Il y a six mois, jour pour jour, Elizabeth II poussait son dernier souffle et nous retenions le nôtre. Qui allait succéder au mythe? Charles, really? Ce prince moins flamboyant, moins graphique, raillé pour son amour des abeilles et des légumes bio avant l’heure? Celui associé pour toujours au mariage le plus désastreux (et le plus rentable) de mémoire de tabloïd? Pis encore, à la mort de Lady Di?
Autant dire que le prince Charles - euh, pardon, on doit dire roi, maintenant - avait, ou n'avait pas, tout ce qu'il faut pour nous décevoir. Six mois plus tard, force est de constater que le souverain est loin de s'être pris un râteau. Au contraire. Le roi-jardinier fait usage de ses dix doigts avec beaucoup d'habileté - et qu'importe s'ils sont boudinés.
Les Britanniques ont beau lui refuser le top des sondages de popularité, ils n'ont jamais nié au royal le plus actif de la monarchie britannique son sens du travail et son dévouement.
Réputé hyperactif (il peut aligner jusqu'à sept évènements par jour et ne prend même pas le temps qu'il faut pour déjeuner), parrain engagé d'une brochette honorable d'associations caritatives (on en dénombre au moins 400), Charles n'a pas trouvé dans son accession au trône une occasion pour souffler et poser son royal postérieur. Même si ce siège est le trône d'Angleterre.
Sitôt les adieux à la Reine terminés et les larmes du monde séchées, le successeur a pris les commandes avec un pragmatisme tout britannique.
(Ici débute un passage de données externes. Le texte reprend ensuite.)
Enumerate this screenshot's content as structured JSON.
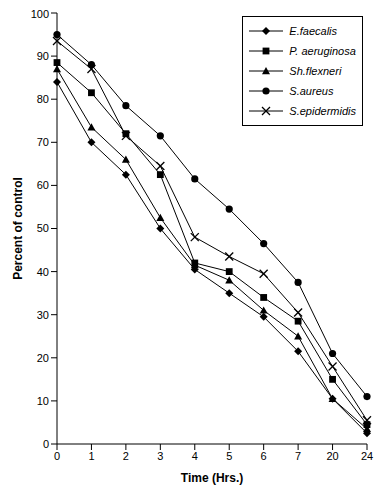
{
  "chart_data": {
    "type": "line",
    "x_label": "Time (Hrs.)",
    "y_label": "Percent of control",
    "categories": [
      "0",
      "1",
      "2",
      "3",
      "4",
      "5",
      "6",
      "7",
      "20",
      "24"
    ],
    "ylim": [
      0,
      100
    ],
    "yticks": [
      0,
      10,
      20,
      30,
      40,
      50,
      60,
      70,
      80,
      90,
      100
    ],
    "grid": false,
    "legend": "top right",
    "series": [
      {
        "name": "E.faecalis",
        "color": "#000000",
        "marker": "diamond",
        "values": [
          84,
          70,
          62.5,
          50,
          40.5,
          35,
          29.5,
          21.5,
          10.5,
          2.5
        ]
      },
      {
        "name": "P. aeruginosa",
        "color": "#000000",
        "marker": "square",
        "values": [
          88.5,
          81.5,
          72,
          62.5,
          42,
          40,
          34,
          28.5,
          15,
          4.5
        ]
      },
      {
        "name": "Sh.flexneri",
        "color": "#000000",
        "marker": "triangle",
        "values": [
          87,
          73.5,
          66,
          52.5,
          41.5,
          38,
          31,
          25,
          10.5,
          3.5
        ]
      },
      {
        "name": "S.aureus",
        "color": "#000000",
        "marker": "circle",
        "values": [
          95,
          88,
          78.5,
          71.5,
          61.5,
          54.5,
          46.5,
          37.5,
          21,
          11
        ]
      },
      {
        "name": "S.epidermidis",
        "color": "#000000",
        "marker": "x",
        "values": [
          93.5,
          87,
          71.5,
          64.5,
          48,
          43.5,
          39.5,
          30.5,
          18,
          5.5
        ]
      }
    ]
  }
}
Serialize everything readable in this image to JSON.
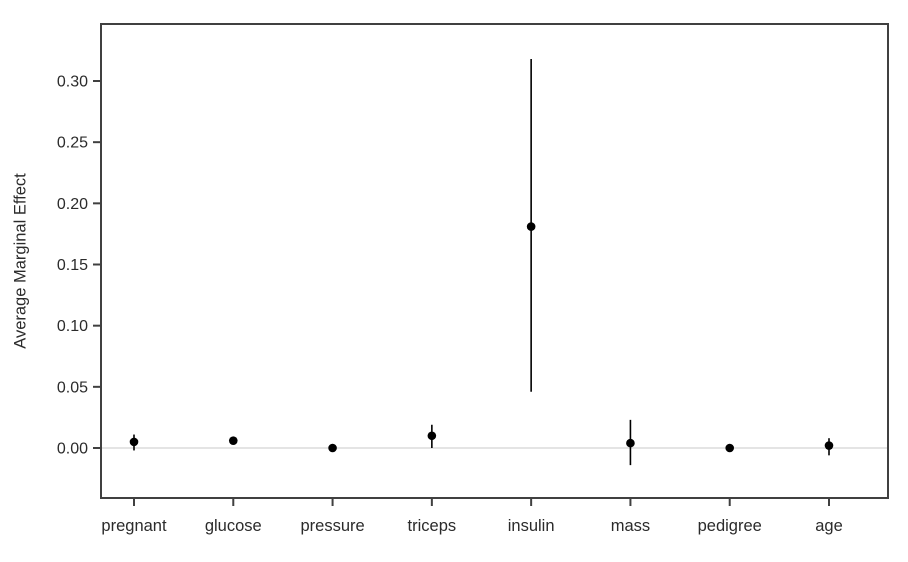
{
  "chart_data": {
    "type": "scatter",
    "subtype": "point-estimates-with-error-bars",
    "title": "",
    "xlabel": "",
    "ylabel": "Average Marginal Effect",
    "categories": [
      "pregnant",
      "glucose",
      "pressure",
      "triceps",
      "insulin",
      "mass",
      "pedigree",
      "age"
    ],
    "points": [
      {
        "category": "pregnant",
        "value": 0.005,
        "ci_low": -0.002,
        "ci_high": 0.011
      },
      {
        "category": "glucose",
        "value": 0.006,
        "ci_low": 0.003,
        "ci_high": 0.009
      },
      {
        "category": "pressure",
        "value": 0.0,
        "ci_low": -0.002,
        "ci_high": 0.002
      },
      {
        "category": "triceps",
        "value": 0.01,
        "ci_low": 0.0,
        "ci_high": 0.019
      },
      {
        "category": "insulin",
        "value": 0.181,
        "ci_low": 0.046,
        "ci_high": 0.318
      },
      {
        "category": "mass",
        "value": 0.004,
        "ci_low": -0.014,
        "ci_high": 0.023
      },
      {
        "category": "pedigree",
        "value": 0.0,
        "ci_low": -0.002,
        "ci_high": 0.002
      },
      {
        "category": "age",
        "value": 0.002,
        "ci_low": -0.006,
        "ci_high": 0.008
      }
    ],
    "yticks": [
      0.0,
      0.05,
      0.1,
      0.15,
      0.2,
      0.25,
      0.3
    ],
    "ytick_labels": [
      "0.00",
      "0.05",
      "0.10",
      "0.15",
      "0.20",
      "0.25",
      "0.30"
    ],
    "ylim": [
      -0.041,
      0.347
    ],
    "reference_line_y": 0,
    "grid": false,
    "legend": null,
    "colors": {
      "background": "#ffffff",
      "axis": "#404040",
      "text": "#2b2b2b",
      "point": "#000000",
      "error_bar": "#000000",
      "reference_line": "#dcdcdc"
    }
  }
}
Au fil des bains de foule en kilt, des arbres plantés, des apparitions avec la fidèle Camilla, des jets d'œufs esquivés et des premiers ministres adoubés (deux en moins d'un mois, quand même), Charles III cultive son style avec autant de soin que ses potagers de Highgrove et ses outfits à l'élégance irréprochable.
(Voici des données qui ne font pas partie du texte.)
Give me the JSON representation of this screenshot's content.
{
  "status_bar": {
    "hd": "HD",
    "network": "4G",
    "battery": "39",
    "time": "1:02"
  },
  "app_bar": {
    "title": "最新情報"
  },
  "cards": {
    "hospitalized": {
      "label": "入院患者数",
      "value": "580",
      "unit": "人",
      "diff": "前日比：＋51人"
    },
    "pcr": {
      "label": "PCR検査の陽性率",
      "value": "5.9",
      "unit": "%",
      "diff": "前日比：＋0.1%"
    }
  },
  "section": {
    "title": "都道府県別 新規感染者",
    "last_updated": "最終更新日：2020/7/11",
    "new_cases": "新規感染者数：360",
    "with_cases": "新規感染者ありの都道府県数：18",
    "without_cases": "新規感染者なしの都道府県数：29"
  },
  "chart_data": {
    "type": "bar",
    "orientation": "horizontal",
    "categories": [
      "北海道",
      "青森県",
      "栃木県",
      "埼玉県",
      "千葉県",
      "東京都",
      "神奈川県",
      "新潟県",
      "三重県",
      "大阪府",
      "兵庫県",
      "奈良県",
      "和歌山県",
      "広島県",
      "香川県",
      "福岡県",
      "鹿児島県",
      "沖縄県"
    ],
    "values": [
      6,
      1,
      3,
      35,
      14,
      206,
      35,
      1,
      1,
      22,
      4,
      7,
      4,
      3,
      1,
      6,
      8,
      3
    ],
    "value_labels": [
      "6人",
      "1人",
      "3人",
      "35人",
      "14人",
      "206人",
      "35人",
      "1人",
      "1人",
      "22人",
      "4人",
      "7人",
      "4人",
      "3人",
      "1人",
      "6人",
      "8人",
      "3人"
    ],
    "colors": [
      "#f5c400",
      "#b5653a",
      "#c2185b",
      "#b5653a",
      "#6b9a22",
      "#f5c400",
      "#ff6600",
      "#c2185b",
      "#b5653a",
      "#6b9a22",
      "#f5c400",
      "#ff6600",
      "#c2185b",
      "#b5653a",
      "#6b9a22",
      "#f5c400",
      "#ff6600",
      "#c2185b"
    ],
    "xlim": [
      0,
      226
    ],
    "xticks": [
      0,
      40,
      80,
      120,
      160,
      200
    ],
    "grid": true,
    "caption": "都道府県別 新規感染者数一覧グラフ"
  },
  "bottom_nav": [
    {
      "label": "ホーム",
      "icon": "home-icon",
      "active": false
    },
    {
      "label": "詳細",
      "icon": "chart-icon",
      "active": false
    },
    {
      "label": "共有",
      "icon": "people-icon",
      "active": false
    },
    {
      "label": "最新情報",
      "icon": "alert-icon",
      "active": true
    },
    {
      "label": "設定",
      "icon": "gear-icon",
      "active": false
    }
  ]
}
Infiniment respectueux de l'institution et des traditions, le monarque ose flirter avec les limites de sa position avec bien plus d'audace que sa mère, la reine du silence. Ici et là, le souverain en herbe se laisse aller à quelques incursions politiques, sous forme d'un thé partagé avec Ursula von der Leyen ou d'une poignée de main virile avec Zelensky. Sans jamais basculer dans l'ingérence ou l'interventionnisme. La survie de la «Firme» en dépend.
Au-delà des terrains d'entraînement des soldats ukrainiens, Charles entend poser ses bottes cirées et sa marque sur la question sensible des dépenses royales. Par ces temps de crise économique et sociale, le royaume mérite une monarchie à un meilleur rapport qualité-prix.
Vendre du glamour, du rêve et des paillettes à moindre coût commence par un élagage de la famille royale. Alors, depuis six mois, Charles scie consciencieusement les branches inutiles et amène la royauté à son noyau dur. Oubliez le couronnement de quatre heures d'affilée avec 8000 invités, les cousins au douzième degré, la maison de campagne du fiston, les suites royales dans Buckingham Palace du frangin et tous les privilèges de naissance des royals éloignés qui n'en font pas leur métier.
Une manière aussi impitoyable qu'élégante, peut-être, de faire payer sa trahison au fils exilé en Californie. La tornade Harry et Meghan n'a pas épargné Charles. L'ampleur de la blessure, nous n'en saurons rien.
Sous couvert de l'adage éternel «Ne jamais se plaindre, ne jamais se justifier», le roi a continué son travail sans accorder à Harry et aux médias l'honneur d'un commentaire ou d’un communiqué.
Le patriarche, pourtant, n'a pas la rancune tenace. La preuve: en guise de rameau d'olivier, il a offert le gîte et le couvert au couple qui lui mène la vie dure depuis des mois, à l'occasion de son couronnement en mai prochain. Une main tendue discrètement. L'occasion, peut-être, de renouer le dialogue. On l'ignore. C'est la beauté de la monarchie.
Voilà peut-être la conclusion à tirer de ces six premiers mois de règne. Charles est un chic type, à la personnalité aussi perchée et haut en couleur que les tailleurs d'Elizabeth. Un prince un peu trop pudique, trop passionné, pas assez malléable. Mais un roi dévoué, doté d'un sacré sens du devoir. Un roi digne de sa mère.